Une serveuse s’approcha de leur table et disposa des plats devant eux avec des gestes souples et rapides.

— Dans vos mains, on dirait qu’ils flottent, fit le Terrien, visiblement impressionné, en s’adressant à la serveuse qui sourit et s’éloigna.

— N’essayez surtout pas d’en faire autant, lui recommanda Sélénè. Habituée à cette pesanteur, elle s’en arrange.

— Vous voulez dire que si j’essayais, je laisserais tout tomber ?

— Vous feriez en effet de véritables catastrophes.

— Alors je m’en abstiendrai.

— Il y a bien des chances pour que sous peu un de vous le tente. Les assiettes joncheront le sol, ils s’efforceront de les attraper au vol, n’y parviendront pas, et finiront par s’étaler. Je les préviens toujours, mais en vain, et ils en sont d’autant plus gênés. Ils éclateront de rire, les touristes j’entends, car nous y sommes tellement habitués que nous n’y voyons plus rien de risible… mais quel beau gâchis !

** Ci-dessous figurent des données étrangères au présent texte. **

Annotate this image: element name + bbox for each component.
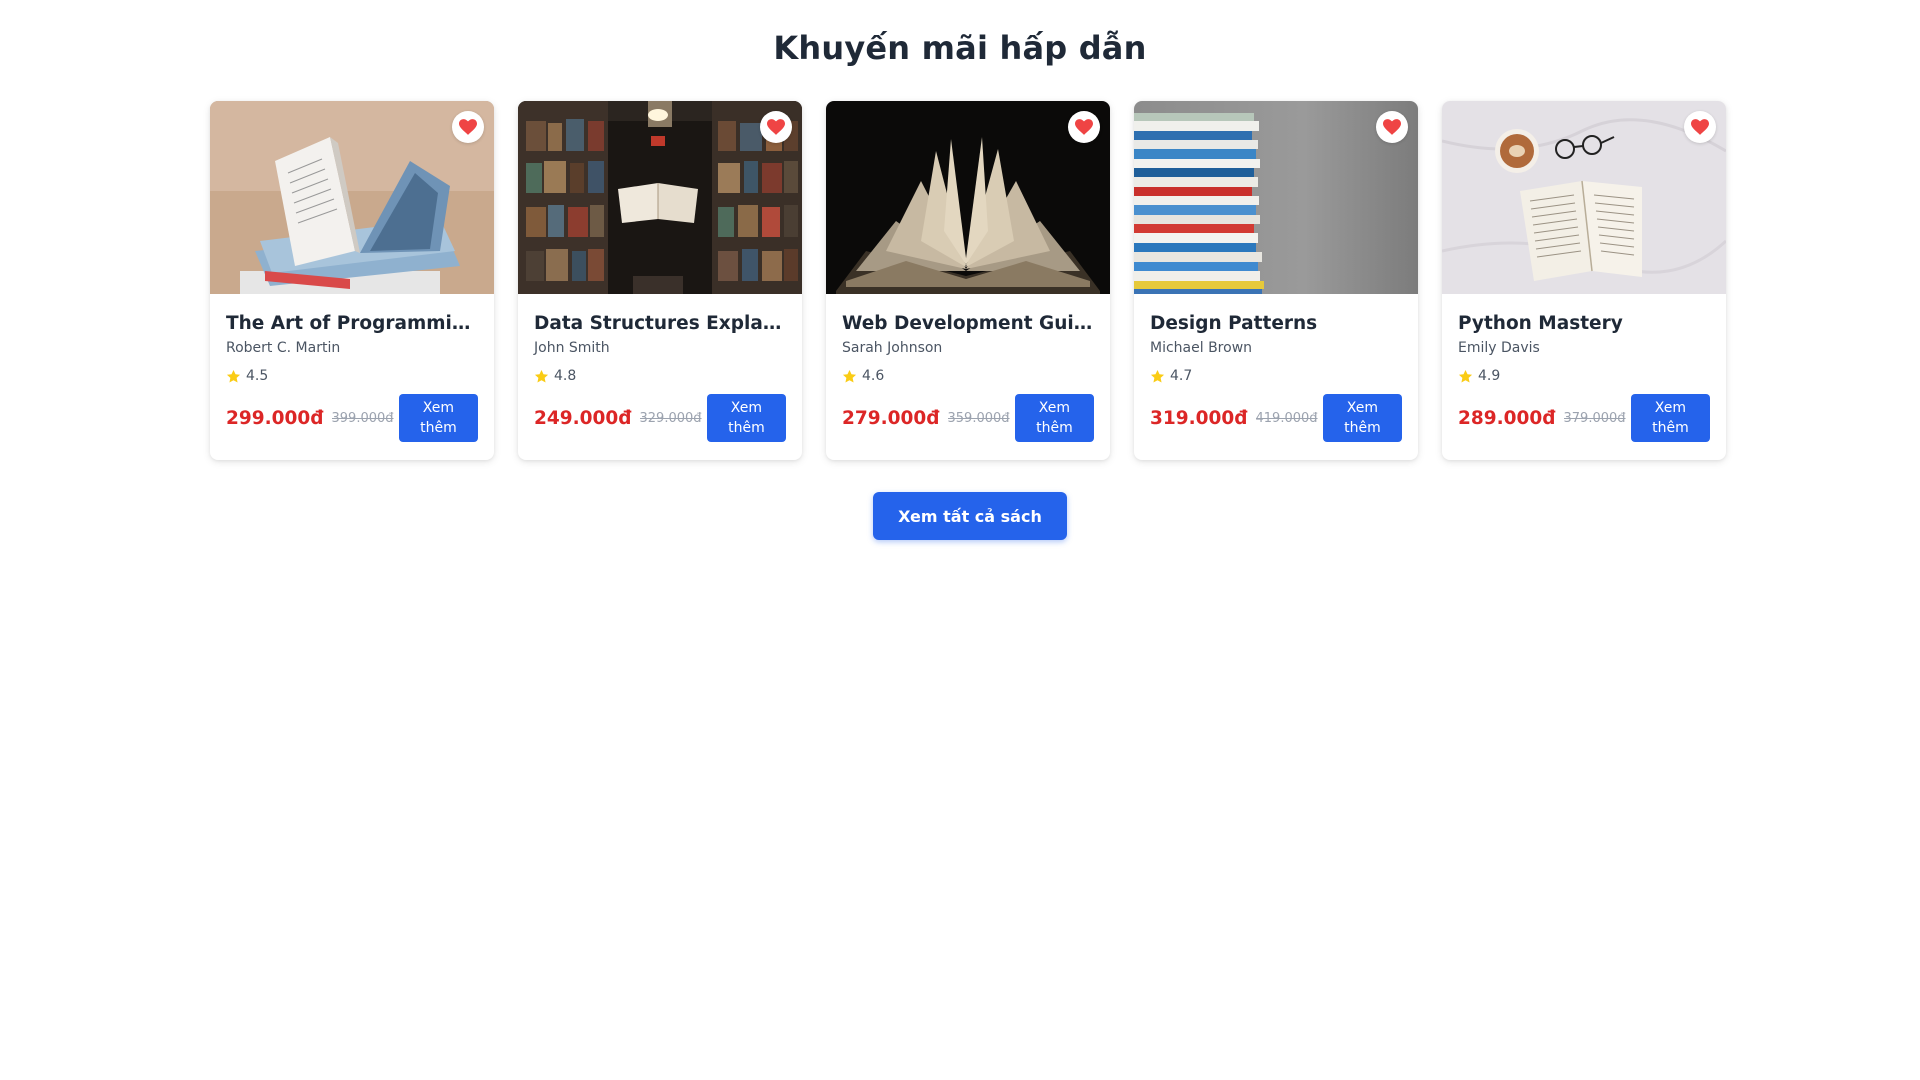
star-icon xyxy=(842,369,857,382)
book-card[interactable]: Design Patterns Michael Brown 4.7 319.00… xyxy=(1134,101,1418,460)
book-card[interactable]: Python Mastery Emily Davis 4.9 289.000đ … xyxy=(1442,101,1726,460)
rating-value: 4.5 xyxy=(246,368,269,384)
view-more-label-line2: thêm xyxy=(728,420,765,436)
sale-price: 299.000đ xyxy=(226,407,324,429)
sale-price: 289.000đ xyxy=(1458,407,1556,429)
heart-icon xyxy=(767,119,785,135)
rating-value: 4.6 xyxy=(862,368,885,384)
book-card[interactable]: Data Structures Explai… John Smith 4.8 2… xyxy=(518,101,802,460)
book-cover-image[interactable] xyxy=(826,101,1110,294)
book-title[interactable]: Data Structures Explai… xyxy=(534,312,786,336)
original-price: 379.000đ xyxy=(1563,410,1626,426)
view-more-label-line1: Xem xyxy=(730,400,763,416)
book-author: Robert C. Martin xyxy=(226,340,341,356)
view-all-books-button[interactable]: Xem tất cả sách xyxy=(873,492,1067,540)
book-title[interactable]: Python Mastery xyxy=(1458,312,1710,336)
view-more-button[interactable]: Xem thêm xyxy=(1322,394,1402,442)
favorite-button[interactable] xyxy=(452,111,484,143)
original-price: 359.000đ xyxy=(947,410,1010,426)
view-more-label-line1: Xem xyxy=(1038,400,1071,416)
heart-icon xyxy=(1691,119,1709,135)
view-more-button[interactable]: Xem thêm xyxy=(398,394,478,442)
view-more-label-line2: thêm xyxy=(1036,420,1073,436)
book-title[interactable]: Web Development Gui… xyxy=(842,312,1094,336)
star-icon xyxy=(226,369,241,382)
heart-icon xyxy=(1075,119,1093,135)
book-card-list: The Art of Programming Robert C. Martin … xyxy=(210,101,1726,460)
favorite-button[interactable] xyxy=(1376,111,1408,143)
rating-value: 4.8 xyxy=(554,368,577,384)
book-author: Sarah Johnson xyxy=(842,340,943,356)
book-cover-image[interactable] xyxy=(1134,101,1418,294)
price-row: 289.000đ 379.000đ Xem thêm xyxy=(1458,394,1710,442)
view-more-label-line2: thêm xyxy=(1344,420,1381,436)
book-rating: 4.5 xyxy=(226,367,478,385)
sale-price: 249.000đ xyxy=(534,407,632,429)
favorite-button[interactable] xyxy=(760,111,792,143)
star-icon xyxy=(1150,369,1165,382)
book-author: Emily Davis xyxy=(1458,340,1540,356)
book-rating: 4.7 xyxy=(1150,367,1402,385)
book-card[interactable]: The Art of Programming Robert C. Martin … xyxy=(210,101,494,460)
heart-icon xyxy=(459,119,477,135)
view-more-label-line2: thêm xyxy=(1652,420,1689,436)
book-rating: 4.6 xyxy=(842,367,1094,385)
book-cover-image[interactable] xyxy=(518,101,802,294)
price-row: 299.000đ 399.000đ Xem thêm xyxy=(226,394,478,442)
book-author: John Smith xyxy=(534,340,610,356)
book-author: Michael Brown xyxy=(1150,340,1253,356)
view-more-label-line1: Xem xyxy=(1346,400,1379,416)
section-title: Khuyến mãi hấp dẫn xyxy=(773,29,1147,67)
original-price: 329.000đ xyxy=(639,410,702,426)
sale-price: 279.000đ xyxy=(842,407,940,429)
favorite-button[interactable] xyxy=(1068,111,1100,143)
view-more-button[interactable]: Xem thêm xyxy=(706,394,786,442)
original-price: 419.000đ xyxy=(1255,410,1318,426)
view-more-button[interactable]: Xem thêm xyxy=(1014,394,1094,442)
book-card[interactable]: Web Development Gui… Sarah Johnson 4.6 2… xyxy=(826,101,1110,460)
view-more-label-line1: Xem xyxy=(1654,400,1687,416)
book-title[interactable]: Design Patterns xyxy=(1150,312,1402,336)
view-more-label-line1: Xem xyxy=(422,400,455,416)
rating-value: 4.7 xyxy=(1170,368,1193,384)
original-price: 399.000đ xyxy=(331,410,394,426)
rating-value: 4.9 xyxy=(1478,368,1501,384)
view-more-button[interactable]: Xem thêm xyxy=(1630,394,1710,442)
star-icon xyxy=(1458,369,1473,382)
book-title[interactable]: The Art of Programming xyxy=(226,312,478,336)
book-rating: 4.8 xyxy=(534,367,786,385)
favorite-button[interactable] xyxy=(1684,111,1716,143)
star-icon xyxy=(534,369,549,382)
price-row: 319.000đ 419.000đ Xem thêm xyxy=(1150,394,1402,442)
view-more-label-line2: thêm xyxy=(420,420,457,436)
book-cover-image[interactable] xyxy=(1442,101,1726,294)
sale-price: 319.000đ xyxy=(1150,407,1248,429)
heart-icon xyxy=(1383,119,1401,135)
book-cover-image[interactable] xyxy=(210,101,494,294)
price-row: 279.000đ 359.000đ Xem thêm xyxy=(842,394,1094,442)
book-rating: 4.9 xyxy=(1458,367,1710,385)
price-row: 249.000đ 329.000đ Xem thêm xyxy=(534,394,786,442)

— Je comprends ce que vous voulez dire, fit le Terrien soulevant prudemment sa fourchette. Le plus simple des gestes paraît bizarre.

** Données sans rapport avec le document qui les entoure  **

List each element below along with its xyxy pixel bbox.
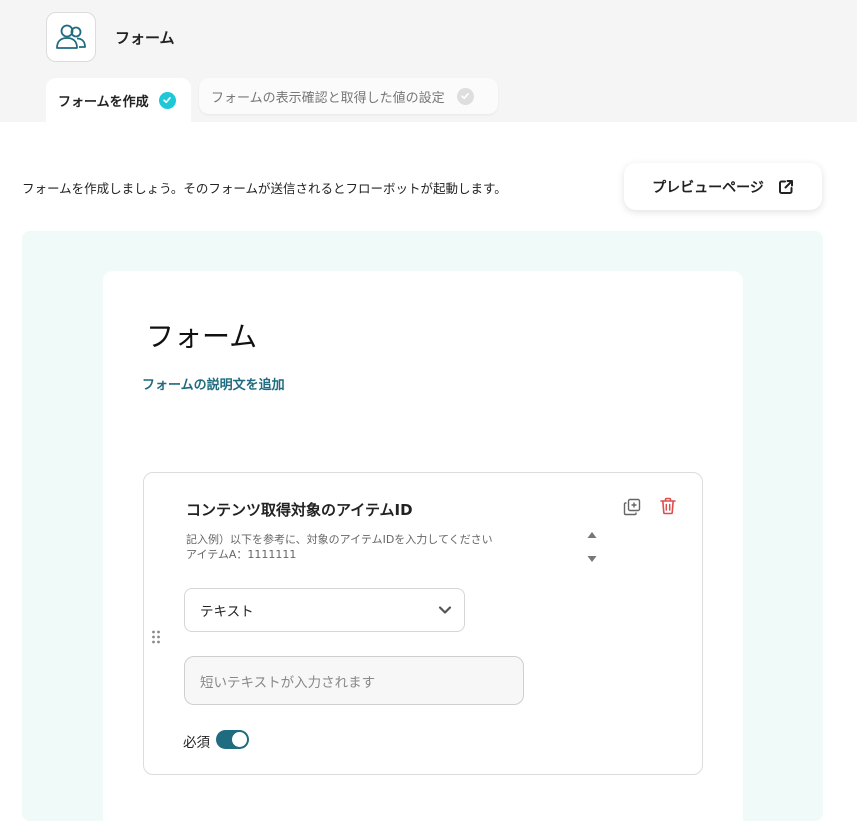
required-toggle[interactable] bbox=[216, 730, 249, 749]
toggle-knob bbox=[232, 732, 247, 747]
short-text-placeholder: 短いテキストが入力されます bbox=[200, 674, 376, 691]
question-type-select[interactable]: テキスト bbox=[184, 588, 465, 632]
app-icon bbox=[46, 12, 96, 62]
users-icon bbox=[56, 24, 86, 49]
question-help-line: アイテムA：1111111 bbox=[186, 548, 297, 561]
step-tab-label: フォームの表示確認と取得した値の設定 bbox=[211, 90, 445, 106]
question-type-value: テキスト bbox=[200, 604, 254, 620]
question-help-line: 記入例）以下を参考に、対象のアイテムIDを入力してください bbox=[186, 533, 493, 546]
check-circle-icon bbox=[158, 91, 176, 109]
intro-text: フォームを作成しましょう。そのフォームが送信されるとフローボットが起動します。 bbox=[22, 181, 507, 196]
form-title[interactable]: フォーム bbox=[146, 315, 257, 355]
drag-handle-icon[interactable] bbox=[150, 629, 162, 645]
question-title[interactable]: コンテンツ取得対象のアイテムID bbox=[186, 499, 413, 520]
textarea-scroll-arrows[interactable] bbox=[585, 531, 599, 563]
trash-icon[interactable] bbox=[658, 496, 678, 516]
check-circle-icon bbox=[456, 87, 474, 105]
step-tab-confirm-settings[interactable]: フォームの表示確認と取得した値の設定 bbox=[199, 78, 498, 114]
preview-page-button[interactable]: プレビューページ bbox=[624, 163, 822, 210]
step-tab-create-form[interactable]: フォームを作成 bbox=[46, 78, 191, 122]
add-description-link[interactable]: フォームの説明文を追加 bbox=[142, 374, 285, 393]
duplicate-icon[interactable] bbox=[622, 497, 642, 517]
chevron-down-icon bbox=[438, 606, 452, 614]
preview-button-label: プレビューページ bbox=[652, 179, 764, 196]
arrow-up-icon[interactable] bbox=[587, 531, 597, 539]
required-label: 必須 bbox=[183, 735, 210, 751]
app-title: フォーム bbox=[115, 29, 175, 47]
question-help[interactable]: 記入例）以下を参考に、対象のアイテムIDを入力してください アイテムA：1111… bbox=[186, 532, 493, 562]
arrow-down-icon[interactable] bbox=[587, 555, 597, 563]
external-link-icon bbox=[778, 179, 793, 194]
step-tab-label: フォームを作成 bbox=[58, 94, 149, 110]
short-text-preview-input: 短いテキストが入力されます bbox=[184, 656, 524, 705]
header: フォーム フォームを作成 フォームの表示確認と取得した値の設定 bbox=[0, 0, 857, 122]
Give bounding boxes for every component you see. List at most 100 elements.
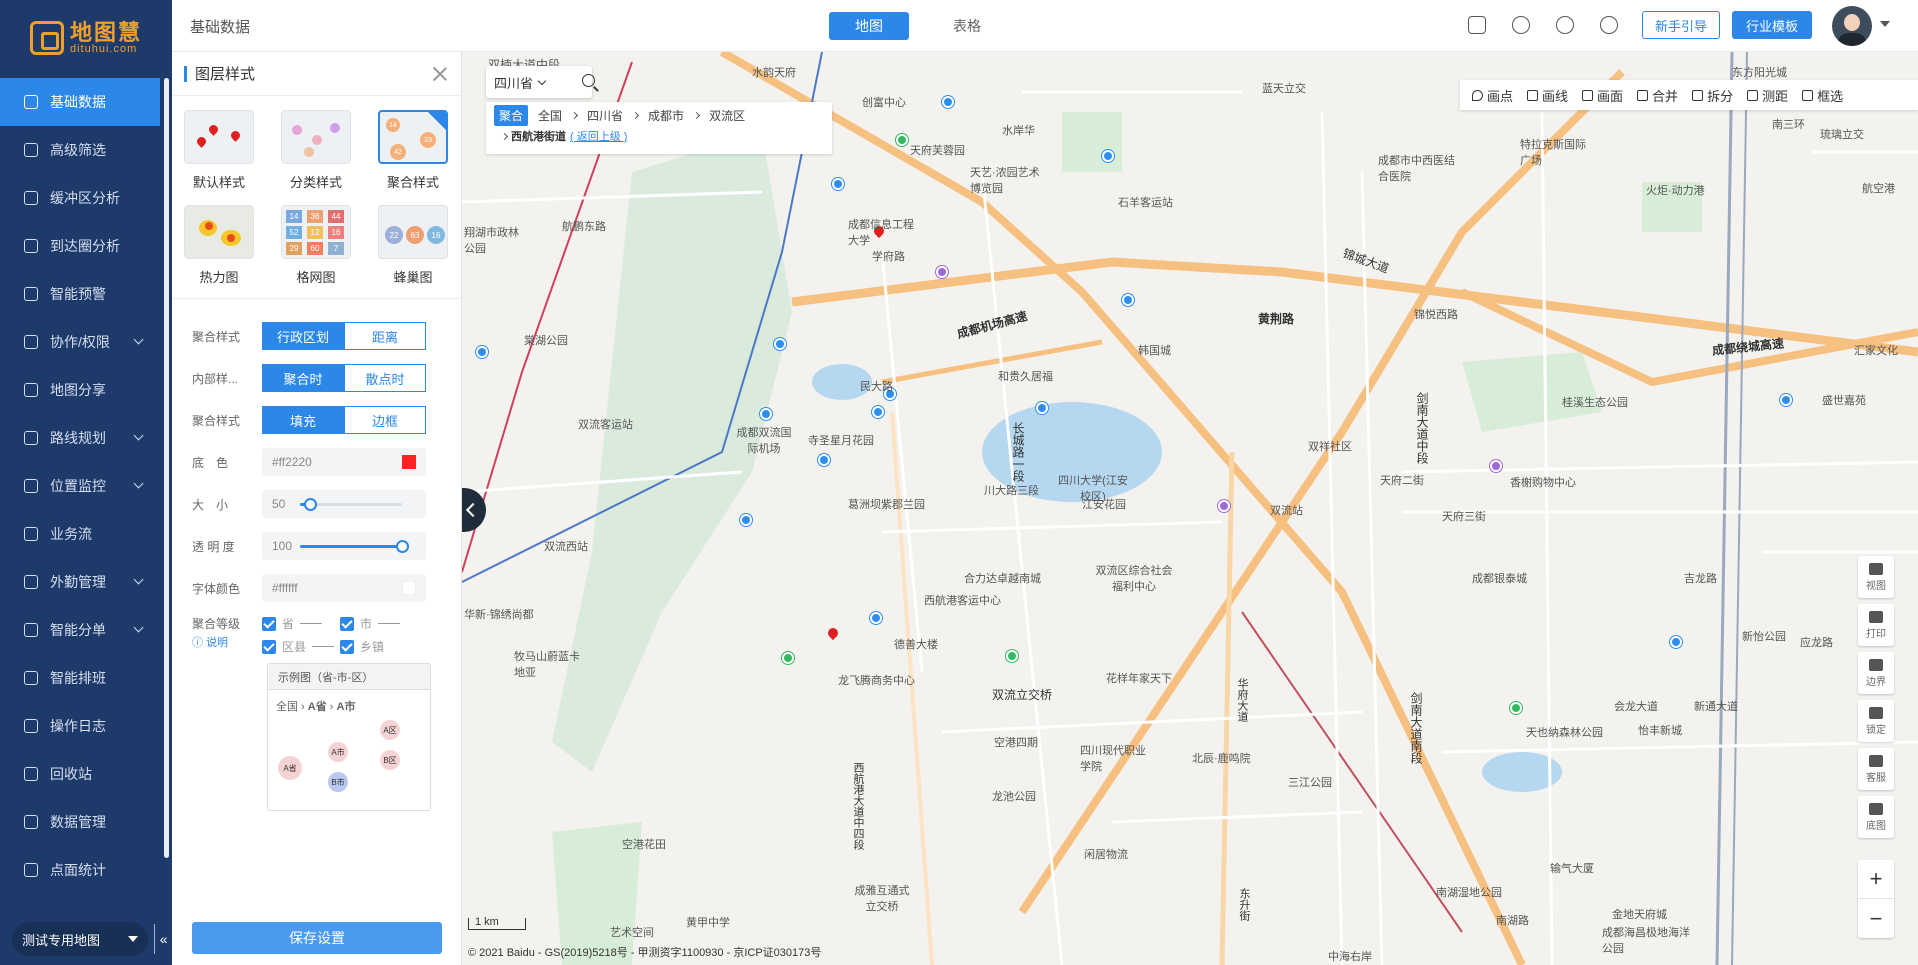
save-settings-button[interactable]: 保存设置 — [192, 922, 442, 954]
slider-handle[interactable] — [396, 540, 409, 553]
view-tool-button[interactable]: 视图 — [1858, 556, 1894, 598]
print-tool-button[interactable]: 打印 — [1858, 604, 1894, 646]
draw-line-button[interactable]: 画线 — [1527, 86, 1568, 105]
share-icon[interactable] — [1600, 16, 1618, 34]
shopping-poi-icon[interactable] — [1218, 500, 1230, 512]
bus-poi-icon[interactable] — [1102, 150, 1114, 162]
lock-tool-button[interactable]: 锁定 — [1858, 700, 1894, 742]
checkbox-checked[interactable] — [262, 639, 276, 654]
level-province[interactable]: 省 — [262, 615, 340, 632]
hotel-poi-icon[interactable] — [774, 338, 786, 350]
industry-template-button[interactable]: 行业模板 — [1732, 11, 1812, 39]
sidebar-item[interactable]: 地图分享 — [0, 366, 160, 414]
sidebar-item[interactable]: 智能预警 — [0, 270, 160, 318]
style-heatmap[interactable]: 热力图 — [184, 205, 254, 286]
zoom-out-button[interactable]: − — [1858, 899, 1894, 938]
font-color-field[interactable]: #ffffff — [262, 574, 426, 602]
style-cluster[interactable]: 14 42 23 聚合样式 — [378, 110, 448, 191]
building-poi-icon[interactable] — [1780, 394, 1792, 406]
style-grid[interactable]: 14 36 44 52 12 16 29 60 7 格网图 — [281, 205, 351, 286]
sidebar-scrollbar[interactable] — [164, 78, 169, 858]
crumb-district[interactable]: 双流区 — [709, 107, 745, 124]
opacity-slider[interactable] — [300, 540, 409, 553]
boundary-tool-button[interactable]: 边界 — [1858, 652, 1894, 694]
sidebar-item[interactable]: 位置监控 — [0, 462, 160, 510]
inner-style-cluster[interactable]: 聚合时 — [262, 364, 344, 392]
checkbox-checked[interactable] — [262, 616, 276, 631]
crumb-province[interactable]: 四川省 — [587, 107, 623, 124]
sidebar-item[interactable]: 路线规划 — [0, 414, 160, 462]
level-town[interactable]: 乡镇 — [340, 638, 418, 655]
slider-handle[interactable] — [304, 498, 318, 511]
style-category[interactable]: 分类样式 — [281, 110, 351, 191]
sidebar-item[interactable]: 外勤管理 — [0, 558, 160, 606]
crumb-city[interactable]: 成都市 — [648, 107, 684, 124]
fill-style-fill[interactable]: 填充 — [262, 406, 344, 434]
fullscreen-icon[interactable] — [1468, 16, 1486, 34]
sidebar-item[interactable]: 业务流 — [0, 510, 160, 558]
province-select[interactable]: 四川省 — [486, 66, 592, 98]
sidebar-item[interactable]: 智能分单 — [0, 606, 160, 654]
help-link[interactable]: ⓘ 说明 — [192, 634, 262, 650]
measure-button[interactable]: 测距 — [1747, 86, 1788, 105]
basemap-tool-button[interactable]: 底图 — [1858, 796, 1894, 838]
building-poi-icon[interactable] — [872, 406, 884, 418]
map-select[interactable]: 测试专用地图 — [12, 922, 149, 956]
avatar-caret-icon[interactable] — [1880, 21, 1890, 27]
support-tool-button[interactable]: 客服 — [1858, 748, 1894, 790]
crumb-national[interactable]: 全国 — [538, 107, 562, 124]
bus-poi-icon[interactable] — [476, 346, 488, 358]
sidebar-item[interactable]: 高级筛选 — [0, 126, 160, 174]
tab-map[interactable]: 地图 — [829, 12, 909, 40]
school-poi-icon[interactable] — [832, 178, 844, 190]
cluster-mode-admin[interactable]: 行政区划 — [262, 322, 344, 350]
sidebar-item[interactable]: 操作日志 — [0, 702, 160, 750]
bg-color-field[interactable]: #ff2220 — [262, 448, 426, 476]
sidebar-item[interactable]: 点面统计 — [0, 846, 160, 894]
size-slider[interactable] — [300, 498, 402, 511]
color-swatch[interactable] — [402, 581, 416, 595]
building-poi-icon[interactable] — [1670, 636, 1682, 648]
sidebar-item[interactable]: 回收站 — [0, 750, 160, 798]
bus-poi-icon[interactable] — [740, 514, 752, 526]
split-button[interactable]: 拆分 — [1692, 86, 1733, 105]
map-canvas[interactable]: 双楠大道中段 水韵天府 创富中心 水岸华 蓝天立交 东方阳光城 南三环 琉璃立交… — [462, 52, 1918, 965]
avatar[interactable] — [1832, 6, 1872, 46]
park-poi-icon[interactable] — [896, 134, 908, 146]
sidebar-item[interactable]: 智能排班 — [0, 654, 160, 702]
building-poi-icon[interactable] — [1122, 294, 1134, 306]
draw-polygon-button[interactable]: 画面 — [1582, 86, 1623, 105]
level-city[interactable]: 市 — [340, 615, 418, 632]
headset-icon[interactable] — [1512, 16, 1530, 34]
shopping-poi-icon[interactable] — [936, 266, 948, 278]
sidebar-item[interactable]: 协作/权限 — [0, 318, 160, 366]
help-icon[interactable] — [1556, 16, 1574, 34]
checkbox-checked[interactable] — [340, 639, 354, 654]
park-poi-icon[interactable] — [782, 652, 794, 664]
draw-point-button[interactable]: 画点 — [1472, 86, 1513, 105]
checkbox-checked[interactable] — [340, 616, 354, 631]
color-swatch[interactable] — [402, 455, 416, 469]
cluster-mode-distance[interactable]: 距离 — [344, 322, 426, 350]
sidebar-item[interactable]: 基础数据 — [0, 78, 160, 126]
sidebar-item[interactable]: 缓冲区分析 — [0, 174, 160, 222]
building-poi-icon[interactable] — [870, 612, 882, 624]
building-poi-icon[interactable] — [760, 408, 772, 420]
style-default[interactable]: 默认样式 — [184, 110, 254, 191]
zoom-in-button[interactable]: + — [1858, 860, 1894, 899]
tab-table[interactable]: 表格 — [927, 12, 1007, 40]
building-poi-icon[interactable] — [818, 454, 830, 466]
bus-poi-icon[interactable] — [1036, 402, 1048, 414]
inner-style-scatter[interactable]: 散点时 — [344, 364, 426, 392]
level-district[interactable]: 区县 — [262, 638, 340, 655]
box-select-button[interactable]: 框选 — [1802, 86, 1843, 105]
back-link[interactable]: ( 返回上级 ) — [570, 128, 627, 144]
sidebar-collapse-button[interactable]: « — [154, 924, 172, 954]
building-poi-icon[interactable] — [942, 96, 954, 108]
shopping-poi-icon[interactable] — [1490, 460, 1502, 472]
search-icon[interactable] — [582, 74, 595, 87]
close-icon[interactable] — [433, 67, 447, 81]
guide-button[interactable]: 新手引导 — [1642, 11, 1720, 39]
style-hexbin[interactable]: 22 63 16 蜂巢图 — [378, 205, 448, 286]
sidebar-item[interactable]: 数据管理 — [0, 798, 160, 846]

— Vous vous y habituerez rapidement. Du moins à des choses banales comme de manger. Marcher est déjà plus difficile. Je n’ai jamais vu un Terrien arriver vraiment à courir. Du moins pas ce qui s’appelle courir.

Ils mangèrent un moment en silence, puis le Terrien demanda :

— À quoi correspond ce L sur votre plaque d’identité ?

Celle-ci portait en effet le nom de « Sélénè Lindstrom, suivi d’un L.

— Tout simplement à Lima, fit la jeune fille sans paraître y attacher beaucoup d’importance. Pour me distinguer des immigrants. Moi je suis née ici.

— Vraiment ?

— Cela n’a pas de quoi vous surprendre. Cela fait plus d’un demi-siècle qu’une colonie est venue s’y installer. Pensiez-vous que des enfants ne pouvaient pas y naître ? Nombre de gens qui sont nés ici sont déjà des grands-parents.

— Quel âge avez-vous ?

— Trente-deux ans.

Le Terrien eut d’abord l’air stupéfait, puis il murmura :

— Oui, évidemment.

— Vous ne vous en étonnez pas ? fit Sélénè en haussant le sourcil. Nous sommes la plupart du temps obligés d’expliquer ce phénomène aux Terriens.

— J’en sais assez pour savoir, fit le Terrien, que la plupart des signes visibles de vieillissement sont dus à la victoire inexorable de la pesanteur sur les tissus… d’où les bajoues et les seins défaillants. La pesanteur n’étant sur la Lune que le sixième de celle de la Terre, il n’est pas difficile de comprendre pourquoi les Lunarites conservent un air de jeunesse.

— Oui, un air de jeunesse, comme vous venez de le dire. Ce qui ne signifie pas que nous soyons immortels. La durée de vie est à peu près égale ici et sur Terre, mais nous sommes en général mieux portants, ici, en prenant de l’âge.

— C’est incontestable… mais il y a des ombres au tableau, me semble-t-il. Ainsi vous êtes obligés d’avaler ce… ajouta-t-il après avoir bu une gorgée de café.

Il chercha un mot pour qualifier ce breuvage et, n’en trouvant pas, se tut.